White students divided mostly along the lines cool-loser, rich-poor, boarder-townie. Most of them freely communicated with their peers from other races, with a few best friend relationships and a few romantic involvements. The only time I can remember a race issue was when one of the white “losers” asked whether one of the big African–American guys was emancipated. Which was a fair question, since the big guy did have a mean look to his attitude. As a result, a group of white and African-American guys bullied the white “loser” into submission, and I had to intervene to save him from physical harm.
Asian students had a clear hierarchical organization, with one leader, who was the shadow headmaster in their community. Their behavior was well-regulated, violators of the social norm were ostracized or bullied. While they communicated freely with children from all races, there were few out-of-race friendships and almost no romantic involvements that I can think of.
African-American students stuck together in general (especially in the canteen as already mentioned), but communicated freely with all other races. I could feel that some of the boys did have a bit of an anger issue, possibly related to race, which in addition to the described case, came up once again, when an iPOD went missing and was found with one of them. When confronted, the thief defended himself by saying, he recently bought the same iPOD as the missing one and he accused the investigators of being racist. The school didn’t pursue the case any further to avoid complications.
The Hispanic students were mostly quiet, and since there were few of them, they rather spread out among the other groups.
The plague, especially among male students of all races, was homosexuality, despite the school having an open and tolerant policy on that topic.

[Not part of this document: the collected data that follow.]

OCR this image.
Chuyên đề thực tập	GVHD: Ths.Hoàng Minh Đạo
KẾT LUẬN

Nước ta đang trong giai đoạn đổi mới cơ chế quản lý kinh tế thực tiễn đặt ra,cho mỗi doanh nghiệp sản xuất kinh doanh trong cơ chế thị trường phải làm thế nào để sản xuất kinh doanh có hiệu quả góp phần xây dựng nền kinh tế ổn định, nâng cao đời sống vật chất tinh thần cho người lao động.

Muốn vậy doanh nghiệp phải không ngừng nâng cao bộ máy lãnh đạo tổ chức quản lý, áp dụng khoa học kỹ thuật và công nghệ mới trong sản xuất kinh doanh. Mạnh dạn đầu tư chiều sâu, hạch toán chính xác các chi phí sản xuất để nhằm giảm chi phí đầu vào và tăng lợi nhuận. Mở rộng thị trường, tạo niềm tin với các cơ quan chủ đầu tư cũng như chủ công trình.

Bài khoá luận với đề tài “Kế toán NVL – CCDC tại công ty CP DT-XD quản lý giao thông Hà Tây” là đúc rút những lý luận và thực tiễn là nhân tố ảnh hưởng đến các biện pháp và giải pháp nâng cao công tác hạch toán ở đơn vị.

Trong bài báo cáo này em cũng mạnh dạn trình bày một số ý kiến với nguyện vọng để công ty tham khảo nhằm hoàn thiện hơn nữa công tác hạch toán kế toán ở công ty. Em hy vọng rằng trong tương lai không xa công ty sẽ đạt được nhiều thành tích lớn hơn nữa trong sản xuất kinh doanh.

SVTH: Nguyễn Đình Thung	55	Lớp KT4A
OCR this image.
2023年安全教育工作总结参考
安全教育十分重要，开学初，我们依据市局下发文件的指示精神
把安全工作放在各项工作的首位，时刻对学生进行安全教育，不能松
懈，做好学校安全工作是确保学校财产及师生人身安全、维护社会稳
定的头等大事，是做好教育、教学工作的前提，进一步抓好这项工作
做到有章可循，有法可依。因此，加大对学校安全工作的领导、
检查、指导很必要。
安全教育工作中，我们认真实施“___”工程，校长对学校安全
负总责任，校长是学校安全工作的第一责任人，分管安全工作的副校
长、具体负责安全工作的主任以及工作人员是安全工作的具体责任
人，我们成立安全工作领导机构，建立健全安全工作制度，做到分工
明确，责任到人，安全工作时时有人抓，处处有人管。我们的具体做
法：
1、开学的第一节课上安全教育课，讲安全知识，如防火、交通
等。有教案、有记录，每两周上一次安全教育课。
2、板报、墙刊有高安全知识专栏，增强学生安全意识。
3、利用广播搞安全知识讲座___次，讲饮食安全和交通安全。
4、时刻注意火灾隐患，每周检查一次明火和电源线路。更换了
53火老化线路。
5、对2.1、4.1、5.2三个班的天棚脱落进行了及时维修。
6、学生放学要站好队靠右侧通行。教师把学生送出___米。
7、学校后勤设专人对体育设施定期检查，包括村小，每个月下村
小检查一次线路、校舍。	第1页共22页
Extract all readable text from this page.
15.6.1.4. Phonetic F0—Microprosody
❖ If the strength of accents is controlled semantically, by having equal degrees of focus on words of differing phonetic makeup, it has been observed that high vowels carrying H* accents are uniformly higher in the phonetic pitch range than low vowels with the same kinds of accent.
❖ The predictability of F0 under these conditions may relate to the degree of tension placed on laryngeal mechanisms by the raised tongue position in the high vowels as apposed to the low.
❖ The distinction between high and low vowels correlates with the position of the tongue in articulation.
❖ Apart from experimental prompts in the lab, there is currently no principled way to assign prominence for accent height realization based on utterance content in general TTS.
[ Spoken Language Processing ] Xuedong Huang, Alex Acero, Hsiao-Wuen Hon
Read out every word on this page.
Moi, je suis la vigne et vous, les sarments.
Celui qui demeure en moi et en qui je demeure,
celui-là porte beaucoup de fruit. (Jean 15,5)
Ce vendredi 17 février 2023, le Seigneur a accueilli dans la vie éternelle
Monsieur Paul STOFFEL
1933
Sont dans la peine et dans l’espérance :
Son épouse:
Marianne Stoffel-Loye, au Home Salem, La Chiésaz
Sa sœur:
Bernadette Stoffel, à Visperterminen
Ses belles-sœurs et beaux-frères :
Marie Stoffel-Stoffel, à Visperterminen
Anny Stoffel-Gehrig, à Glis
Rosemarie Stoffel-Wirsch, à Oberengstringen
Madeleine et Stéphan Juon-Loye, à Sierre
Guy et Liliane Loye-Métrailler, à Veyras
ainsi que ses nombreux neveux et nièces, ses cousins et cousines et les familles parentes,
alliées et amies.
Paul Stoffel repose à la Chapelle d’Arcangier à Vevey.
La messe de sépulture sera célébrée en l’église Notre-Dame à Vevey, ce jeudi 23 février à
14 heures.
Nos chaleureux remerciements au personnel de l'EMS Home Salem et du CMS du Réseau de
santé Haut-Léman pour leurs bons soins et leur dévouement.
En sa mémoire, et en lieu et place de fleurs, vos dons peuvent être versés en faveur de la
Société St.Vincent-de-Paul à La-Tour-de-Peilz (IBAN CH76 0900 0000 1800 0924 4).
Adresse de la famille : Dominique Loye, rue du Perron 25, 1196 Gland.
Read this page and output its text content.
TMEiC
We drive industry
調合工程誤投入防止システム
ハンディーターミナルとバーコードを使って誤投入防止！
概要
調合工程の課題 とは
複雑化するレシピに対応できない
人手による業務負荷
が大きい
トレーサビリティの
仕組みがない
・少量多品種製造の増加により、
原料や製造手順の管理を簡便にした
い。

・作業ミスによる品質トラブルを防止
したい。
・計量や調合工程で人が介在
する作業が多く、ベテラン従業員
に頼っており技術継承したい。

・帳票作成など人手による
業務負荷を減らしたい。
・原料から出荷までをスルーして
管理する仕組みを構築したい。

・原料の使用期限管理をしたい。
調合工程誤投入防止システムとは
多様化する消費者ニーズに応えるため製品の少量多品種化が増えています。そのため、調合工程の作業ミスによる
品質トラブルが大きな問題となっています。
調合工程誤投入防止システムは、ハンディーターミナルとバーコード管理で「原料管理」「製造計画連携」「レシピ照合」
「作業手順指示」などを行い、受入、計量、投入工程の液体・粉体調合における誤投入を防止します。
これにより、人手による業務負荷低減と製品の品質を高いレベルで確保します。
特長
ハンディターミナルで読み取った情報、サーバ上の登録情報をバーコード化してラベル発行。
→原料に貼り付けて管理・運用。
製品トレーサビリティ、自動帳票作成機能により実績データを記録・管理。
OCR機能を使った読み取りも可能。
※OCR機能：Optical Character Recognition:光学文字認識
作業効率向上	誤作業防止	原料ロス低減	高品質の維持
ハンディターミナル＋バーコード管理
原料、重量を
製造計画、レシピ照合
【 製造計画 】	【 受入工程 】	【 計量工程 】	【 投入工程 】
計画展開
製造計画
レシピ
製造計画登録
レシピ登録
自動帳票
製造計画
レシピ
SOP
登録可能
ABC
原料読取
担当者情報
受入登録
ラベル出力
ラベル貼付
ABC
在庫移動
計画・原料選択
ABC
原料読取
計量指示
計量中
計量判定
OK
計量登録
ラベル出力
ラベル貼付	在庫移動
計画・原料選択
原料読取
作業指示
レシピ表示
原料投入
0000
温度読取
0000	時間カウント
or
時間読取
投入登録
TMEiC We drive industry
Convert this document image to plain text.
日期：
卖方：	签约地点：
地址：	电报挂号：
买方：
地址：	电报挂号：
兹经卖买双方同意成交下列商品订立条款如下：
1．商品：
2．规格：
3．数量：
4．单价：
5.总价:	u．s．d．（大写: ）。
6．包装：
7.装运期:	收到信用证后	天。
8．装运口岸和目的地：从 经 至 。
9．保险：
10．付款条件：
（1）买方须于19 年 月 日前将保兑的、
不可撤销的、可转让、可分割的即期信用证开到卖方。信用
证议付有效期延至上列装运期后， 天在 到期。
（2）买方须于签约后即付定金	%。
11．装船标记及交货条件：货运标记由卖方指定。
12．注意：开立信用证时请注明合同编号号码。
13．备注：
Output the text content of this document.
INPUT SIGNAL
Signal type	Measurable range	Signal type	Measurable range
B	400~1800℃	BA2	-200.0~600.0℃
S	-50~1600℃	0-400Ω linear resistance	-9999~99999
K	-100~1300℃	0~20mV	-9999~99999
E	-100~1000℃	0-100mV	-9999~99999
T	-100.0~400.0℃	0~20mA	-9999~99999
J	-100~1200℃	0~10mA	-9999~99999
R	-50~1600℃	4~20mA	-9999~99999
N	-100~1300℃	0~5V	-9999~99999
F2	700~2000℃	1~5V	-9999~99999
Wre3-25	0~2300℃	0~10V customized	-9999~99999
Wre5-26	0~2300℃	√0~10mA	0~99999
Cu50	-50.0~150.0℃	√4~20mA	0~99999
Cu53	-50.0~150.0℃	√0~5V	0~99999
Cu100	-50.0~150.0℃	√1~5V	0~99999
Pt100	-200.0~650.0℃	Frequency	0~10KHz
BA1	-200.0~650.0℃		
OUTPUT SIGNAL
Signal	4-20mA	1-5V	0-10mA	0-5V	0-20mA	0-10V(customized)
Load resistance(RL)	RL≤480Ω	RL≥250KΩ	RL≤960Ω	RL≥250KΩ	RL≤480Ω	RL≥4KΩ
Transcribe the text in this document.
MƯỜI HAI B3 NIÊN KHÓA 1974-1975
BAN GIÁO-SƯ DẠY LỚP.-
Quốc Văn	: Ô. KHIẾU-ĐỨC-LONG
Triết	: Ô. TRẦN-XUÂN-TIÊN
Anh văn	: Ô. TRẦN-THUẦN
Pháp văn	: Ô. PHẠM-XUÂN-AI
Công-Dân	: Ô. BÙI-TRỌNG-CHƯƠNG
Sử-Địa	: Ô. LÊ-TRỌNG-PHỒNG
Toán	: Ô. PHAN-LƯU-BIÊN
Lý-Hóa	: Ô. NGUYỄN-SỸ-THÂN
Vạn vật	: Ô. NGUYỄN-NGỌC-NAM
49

All of this background came into play for me in the soccer team. As head coach, I had to make these experiences come together. Unexpectedly, I had most problems with the white guys. First, the best player on the team (a white boy) told me he knows soccer better than my assistant, so issued me the following ultimatum: “Either you sack the assistant and replace him with me, or I won’t play”. “Well then, that’s easy” – I told him “You won’t play”. I had absolutely no problems with the Asian and African American players, who displayed outstanding discipline and excellent work ethic.
The starting positions of the team were distributed as follows – keeper white; defense – two Asians, two African Americans; midfield – one Asian, one Jewish, one Indonesian, one white; attack – one African-American, one white. In total – three African Americans, three Asians, three whites, one Jewish and one Indonesian. Almost all of the substitutes were white guys, from where I had most of my troubles. They handled reserve status poorly and often blamed me of incompetence.
The captain of the team was African American and he was the best captain I can imagine – cool headed, well-spoken, athletic, lead-by example. They were all great kids and I loved them all the same, regardless of the color of their skin and the peculiarities each race had. Years after, I learned one of the players was gay, and I felt so so bad for any homophobic remarks I may have tolerated.
We didn’t have a great season – if I remember well, we won as many as we lost. And I wouldn’t say I felt particularly successful as a coach. But it was an honor and a pleasure for me to spend that time with these boys.
When I lost my job and I had to leave the US, I lost that entire diverse universe that I felt was my life. I went back to Europe, where I felt there was a right way to look, think, act. This is why, that morning in Maastricht, I woke up in tears. It was the first school day in the US.